Brace yourself. This combination is ah-mazing! Last week I had some butternut squash I really needed to cook, so I threw it in the oven (on a pan, people, I’m not completely insane), drizzled with olive oil and seasoned with salt and black pepper, at 400 degrees for about 20 minutes, until it was nicely browned on the edges of the cubes.

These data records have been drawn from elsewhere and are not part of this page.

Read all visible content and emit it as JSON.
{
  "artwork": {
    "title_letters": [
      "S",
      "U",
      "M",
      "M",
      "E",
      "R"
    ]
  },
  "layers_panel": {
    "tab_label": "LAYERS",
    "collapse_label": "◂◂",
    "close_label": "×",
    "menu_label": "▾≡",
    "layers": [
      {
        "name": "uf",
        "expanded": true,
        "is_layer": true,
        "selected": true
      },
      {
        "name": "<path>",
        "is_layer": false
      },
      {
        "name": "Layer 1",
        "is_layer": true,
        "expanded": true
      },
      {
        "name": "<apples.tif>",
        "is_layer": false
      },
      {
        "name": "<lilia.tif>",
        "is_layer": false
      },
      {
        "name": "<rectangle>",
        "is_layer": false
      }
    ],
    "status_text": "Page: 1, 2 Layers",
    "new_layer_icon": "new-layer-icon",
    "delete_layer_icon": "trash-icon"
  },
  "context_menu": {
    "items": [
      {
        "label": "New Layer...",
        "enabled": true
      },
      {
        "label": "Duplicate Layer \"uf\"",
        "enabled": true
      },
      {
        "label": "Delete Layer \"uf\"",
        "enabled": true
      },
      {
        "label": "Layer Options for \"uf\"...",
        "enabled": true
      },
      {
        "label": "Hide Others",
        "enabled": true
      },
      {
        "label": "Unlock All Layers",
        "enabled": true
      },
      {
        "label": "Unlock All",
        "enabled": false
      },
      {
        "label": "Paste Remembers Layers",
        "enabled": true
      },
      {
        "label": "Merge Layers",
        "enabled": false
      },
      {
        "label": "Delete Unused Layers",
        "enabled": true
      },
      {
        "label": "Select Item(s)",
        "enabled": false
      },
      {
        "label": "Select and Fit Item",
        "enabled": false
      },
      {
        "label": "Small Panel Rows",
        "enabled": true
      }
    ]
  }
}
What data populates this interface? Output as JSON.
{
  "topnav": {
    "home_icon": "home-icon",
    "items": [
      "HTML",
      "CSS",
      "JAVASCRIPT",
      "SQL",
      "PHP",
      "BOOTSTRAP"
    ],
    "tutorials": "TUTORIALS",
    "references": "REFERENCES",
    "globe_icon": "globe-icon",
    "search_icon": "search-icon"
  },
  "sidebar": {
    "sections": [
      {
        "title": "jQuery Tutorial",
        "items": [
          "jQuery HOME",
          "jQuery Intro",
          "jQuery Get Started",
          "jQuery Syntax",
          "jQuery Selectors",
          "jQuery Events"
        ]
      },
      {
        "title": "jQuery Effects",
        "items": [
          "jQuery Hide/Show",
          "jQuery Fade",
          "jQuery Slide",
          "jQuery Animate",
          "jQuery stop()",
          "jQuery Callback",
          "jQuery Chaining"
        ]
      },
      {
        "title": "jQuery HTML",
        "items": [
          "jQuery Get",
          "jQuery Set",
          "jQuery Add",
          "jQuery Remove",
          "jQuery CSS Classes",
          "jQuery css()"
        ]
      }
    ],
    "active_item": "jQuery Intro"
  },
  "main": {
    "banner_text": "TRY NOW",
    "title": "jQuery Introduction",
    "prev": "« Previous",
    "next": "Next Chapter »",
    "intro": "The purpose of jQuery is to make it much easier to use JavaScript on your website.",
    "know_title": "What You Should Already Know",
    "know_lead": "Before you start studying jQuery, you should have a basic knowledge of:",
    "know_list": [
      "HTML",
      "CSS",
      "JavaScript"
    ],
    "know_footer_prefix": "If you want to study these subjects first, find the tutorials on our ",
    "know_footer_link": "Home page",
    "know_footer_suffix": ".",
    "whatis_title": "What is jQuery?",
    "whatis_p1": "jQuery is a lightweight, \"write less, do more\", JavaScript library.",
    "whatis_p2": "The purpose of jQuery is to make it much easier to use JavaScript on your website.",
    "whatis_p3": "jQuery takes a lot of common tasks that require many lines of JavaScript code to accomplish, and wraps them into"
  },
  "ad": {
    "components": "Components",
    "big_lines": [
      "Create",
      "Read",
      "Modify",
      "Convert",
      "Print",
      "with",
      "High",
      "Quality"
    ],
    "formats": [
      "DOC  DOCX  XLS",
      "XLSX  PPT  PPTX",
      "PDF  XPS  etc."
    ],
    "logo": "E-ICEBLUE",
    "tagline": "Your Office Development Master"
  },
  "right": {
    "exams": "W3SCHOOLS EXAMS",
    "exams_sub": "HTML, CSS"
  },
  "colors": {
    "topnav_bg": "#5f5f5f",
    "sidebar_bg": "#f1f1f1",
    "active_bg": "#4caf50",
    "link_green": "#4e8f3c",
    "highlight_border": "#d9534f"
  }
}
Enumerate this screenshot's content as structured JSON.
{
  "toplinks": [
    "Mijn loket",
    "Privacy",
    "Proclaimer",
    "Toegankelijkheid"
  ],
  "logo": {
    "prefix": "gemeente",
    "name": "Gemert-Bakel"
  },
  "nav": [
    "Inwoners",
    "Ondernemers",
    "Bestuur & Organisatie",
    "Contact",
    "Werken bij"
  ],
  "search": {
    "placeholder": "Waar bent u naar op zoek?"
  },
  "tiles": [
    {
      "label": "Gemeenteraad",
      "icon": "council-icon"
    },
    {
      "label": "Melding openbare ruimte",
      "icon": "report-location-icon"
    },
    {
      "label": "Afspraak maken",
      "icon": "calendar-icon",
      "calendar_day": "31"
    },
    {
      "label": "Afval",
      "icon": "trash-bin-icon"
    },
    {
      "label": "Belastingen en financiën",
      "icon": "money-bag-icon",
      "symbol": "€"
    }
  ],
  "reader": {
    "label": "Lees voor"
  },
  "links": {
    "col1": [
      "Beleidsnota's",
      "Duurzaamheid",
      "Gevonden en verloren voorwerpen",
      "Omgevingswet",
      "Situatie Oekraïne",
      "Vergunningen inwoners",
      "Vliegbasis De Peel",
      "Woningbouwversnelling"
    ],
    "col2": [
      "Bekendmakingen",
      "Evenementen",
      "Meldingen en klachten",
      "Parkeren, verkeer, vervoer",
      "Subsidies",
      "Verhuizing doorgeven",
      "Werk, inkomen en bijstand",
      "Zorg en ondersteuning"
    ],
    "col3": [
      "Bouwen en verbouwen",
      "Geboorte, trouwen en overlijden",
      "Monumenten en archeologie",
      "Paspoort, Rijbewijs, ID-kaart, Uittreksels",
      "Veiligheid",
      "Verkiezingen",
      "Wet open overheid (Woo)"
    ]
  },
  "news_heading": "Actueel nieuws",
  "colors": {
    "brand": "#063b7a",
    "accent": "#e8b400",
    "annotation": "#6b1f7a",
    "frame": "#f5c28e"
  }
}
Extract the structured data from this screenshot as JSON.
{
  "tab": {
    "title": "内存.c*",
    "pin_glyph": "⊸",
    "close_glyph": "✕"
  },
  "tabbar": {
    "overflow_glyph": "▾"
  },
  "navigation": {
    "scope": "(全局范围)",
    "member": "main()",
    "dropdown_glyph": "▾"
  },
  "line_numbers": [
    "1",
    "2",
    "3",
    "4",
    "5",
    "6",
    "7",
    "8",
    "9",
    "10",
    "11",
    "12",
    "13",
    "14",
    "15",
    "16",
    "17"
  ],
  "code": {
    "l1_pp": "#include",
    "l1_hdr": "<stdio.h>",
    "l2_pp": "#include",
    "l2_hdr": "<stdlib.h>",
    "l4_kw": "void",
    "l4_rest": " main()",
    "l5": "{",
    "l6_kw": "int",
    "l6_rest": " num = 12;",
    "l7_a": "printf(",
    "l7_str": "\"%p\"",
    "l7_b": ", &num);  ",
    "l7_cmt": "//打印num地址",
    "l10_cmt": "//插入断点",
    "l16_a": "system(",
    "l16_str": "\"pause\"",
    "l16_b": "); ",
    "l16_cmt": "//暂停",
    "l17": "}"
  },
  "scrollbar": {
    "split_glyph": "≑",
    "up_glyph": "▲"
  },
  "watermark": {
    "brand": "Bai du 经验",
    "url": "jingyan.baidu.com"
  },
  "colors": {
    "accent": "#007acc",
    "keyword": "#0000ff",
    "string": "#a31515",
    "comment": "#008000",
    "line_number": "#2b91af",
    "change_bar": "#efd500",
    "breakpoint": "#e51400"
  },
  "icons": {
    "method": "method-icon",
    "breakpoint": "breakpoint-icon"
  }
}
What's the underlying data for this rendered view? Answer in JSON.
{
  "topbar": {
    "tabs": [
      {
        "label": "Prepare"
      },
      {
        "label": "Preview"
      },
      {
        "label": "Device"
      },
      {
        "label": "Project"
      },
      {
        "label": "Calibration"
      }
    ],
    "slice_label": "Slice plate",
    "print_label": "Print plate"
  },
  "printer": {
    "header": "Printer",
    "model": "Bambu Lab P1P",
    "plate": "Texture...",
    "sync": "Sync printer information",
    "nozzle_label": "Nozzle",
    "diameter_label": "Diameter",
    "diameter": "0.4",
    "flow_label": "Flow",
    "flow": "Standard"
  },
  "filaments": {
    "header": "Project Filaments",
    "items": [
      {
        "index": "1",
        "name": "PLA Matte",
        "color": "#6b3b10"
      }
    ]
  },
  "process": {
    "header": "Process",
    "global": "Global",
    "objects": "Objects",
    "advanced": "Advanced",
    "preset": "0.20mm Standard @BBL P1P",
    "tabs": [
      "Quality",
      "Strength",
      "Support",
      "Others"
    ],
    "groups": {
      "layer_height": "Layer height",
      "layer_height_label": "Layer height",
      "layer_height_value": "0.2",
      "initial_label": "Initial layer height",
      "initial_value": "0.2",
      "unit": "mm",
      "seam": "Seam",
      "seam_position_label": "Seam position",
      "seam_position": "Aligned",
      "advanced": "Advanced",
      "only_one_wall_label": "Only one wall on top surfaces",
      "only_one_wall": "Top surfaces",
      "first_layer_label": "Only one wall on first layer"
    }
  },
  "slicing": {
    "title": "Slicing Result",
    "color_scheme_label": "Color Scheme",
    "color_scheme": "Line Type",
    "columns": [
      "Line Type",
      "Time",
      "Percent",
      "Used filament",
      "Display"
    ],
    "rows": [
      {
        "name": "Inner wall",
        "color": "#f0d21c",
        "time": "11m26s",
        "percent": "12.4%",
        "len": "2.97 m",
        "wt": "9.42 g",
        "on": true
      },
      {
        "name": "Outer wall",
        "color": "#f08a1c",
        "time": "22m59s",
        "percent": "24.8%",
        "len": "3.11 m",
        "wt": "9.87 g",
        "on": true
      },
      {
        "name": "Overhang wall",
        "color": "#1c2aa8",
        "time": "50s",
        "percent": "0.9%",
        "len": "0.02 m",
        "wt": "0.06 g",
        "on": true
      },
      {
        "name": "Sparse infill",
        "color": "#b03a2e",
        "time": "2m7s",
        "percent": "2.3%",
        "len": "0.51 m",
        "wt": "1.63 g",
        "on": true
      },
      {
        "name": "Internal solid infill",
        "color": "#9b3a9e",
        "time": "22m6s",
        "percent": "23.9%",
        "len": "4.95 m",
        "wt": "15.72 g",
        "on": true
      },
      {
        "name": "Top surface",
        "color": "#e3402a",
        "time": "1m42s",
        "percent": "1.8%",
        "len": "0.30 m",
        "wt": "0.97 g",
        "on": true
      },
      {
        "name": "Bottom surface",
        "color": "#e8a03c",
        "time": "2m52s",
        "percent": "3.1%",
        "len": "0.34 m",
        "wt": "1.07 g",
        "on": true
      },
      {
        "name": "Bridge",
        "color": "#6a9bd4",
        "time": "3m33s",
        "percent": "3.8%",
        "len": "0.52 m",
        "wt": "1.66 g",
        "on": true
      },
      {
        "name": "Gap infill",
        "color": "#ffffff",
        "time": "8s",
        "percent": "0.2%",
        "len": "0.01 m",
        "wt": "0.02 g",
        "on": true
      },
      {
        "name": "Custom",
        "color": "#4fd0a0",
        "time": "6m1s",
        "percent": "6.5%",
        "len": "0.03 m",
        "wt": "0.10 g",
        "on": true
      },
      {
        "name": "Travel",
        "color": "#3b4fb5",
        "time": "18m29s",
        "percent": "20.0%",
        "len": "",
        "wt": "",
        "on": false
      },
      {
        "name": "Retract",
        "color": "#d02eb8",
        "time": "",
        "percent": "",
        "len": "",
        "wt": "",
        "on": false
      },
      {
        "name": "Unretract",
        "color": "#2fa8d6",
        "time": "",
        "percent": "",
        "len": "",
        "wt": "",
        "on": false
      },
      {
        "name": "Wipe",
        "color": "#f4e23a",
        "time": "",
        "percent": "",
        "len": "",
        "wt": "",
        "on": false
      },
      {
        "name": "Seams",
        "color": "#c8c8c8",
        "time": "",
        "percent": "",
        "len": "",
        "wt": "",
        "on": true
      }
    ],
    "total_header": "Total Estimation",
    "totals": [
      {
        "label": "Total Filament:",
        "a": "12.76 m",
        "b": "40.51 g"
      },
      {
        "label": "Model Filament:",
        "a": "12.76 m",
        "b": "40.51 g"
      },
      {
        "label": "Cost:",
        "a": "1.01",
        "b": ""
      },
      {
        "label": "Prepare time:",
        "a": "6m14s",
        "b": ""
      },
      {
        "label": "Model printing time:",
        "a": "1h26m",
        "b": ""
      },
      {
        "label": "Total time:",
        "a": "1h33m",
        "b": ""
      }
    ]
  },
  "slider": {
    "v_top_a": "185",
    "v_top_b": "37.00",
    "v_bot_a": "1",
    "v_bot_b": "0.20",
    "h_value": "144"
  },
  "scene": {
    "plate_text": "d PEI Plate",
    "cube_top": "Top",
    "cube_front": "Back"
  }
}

Then I put it in the frig and kind of forgot about it. Until Saturday, when we had no bread for sandwiches and no mac-n-cheese in the blue box for lunch. So I made up this pasta, which is very like our favorite prosciutto and pea pasta. But I had no prosciutto, so bacon had to suffice. What a hard life we lead.
Bacon Butternut Pasta
- 6 cups butternut squash, peeled and cubed
- Olive oil
- Salt and Black Pepper
- 8 slices bacon, in 1” pieces
- 1 onion, diced
- 2 cups chicken broth
- 2/3 cup fat free evaporated milk or fat free half and half
- ½ cup shredded Parmesan, plus more for garnish
- 12 oz whole wheat pasta
1. Roast squash: Preheat oven to 400 degrees. Spread squash on large rimmed baking sheet, drizzle with olive oil, and sprinkle liberally with salt and pepper. Roast 20 minutes, or until edges are nicely browned.
2. Cook pasta according to package directions. Drain and keep hot.
3. Meanwhile, cook bacon in a large skillet until crisp. Remove from pan using a slotted spoon and keep warm.
4. Add onion to bacon drippings and sauté until tender, about 5 minutes. Add chicken broth and evaporated milk (or half and half) to skillet and simmer until thickened, about 10 minutes.
5. Stir in bacon, Parmesan and squash, then toss with pasta.
6. Garnish with more Parmesan and serve.
And, if you’d like the prosciutto and pea version, just sub in 6 oz prosciutto, cut in ribbons, for the bacon and 2 cups of green peas for the roasted squash.
Either version is a quick (less than 30 minute prep), family-pleasing meal!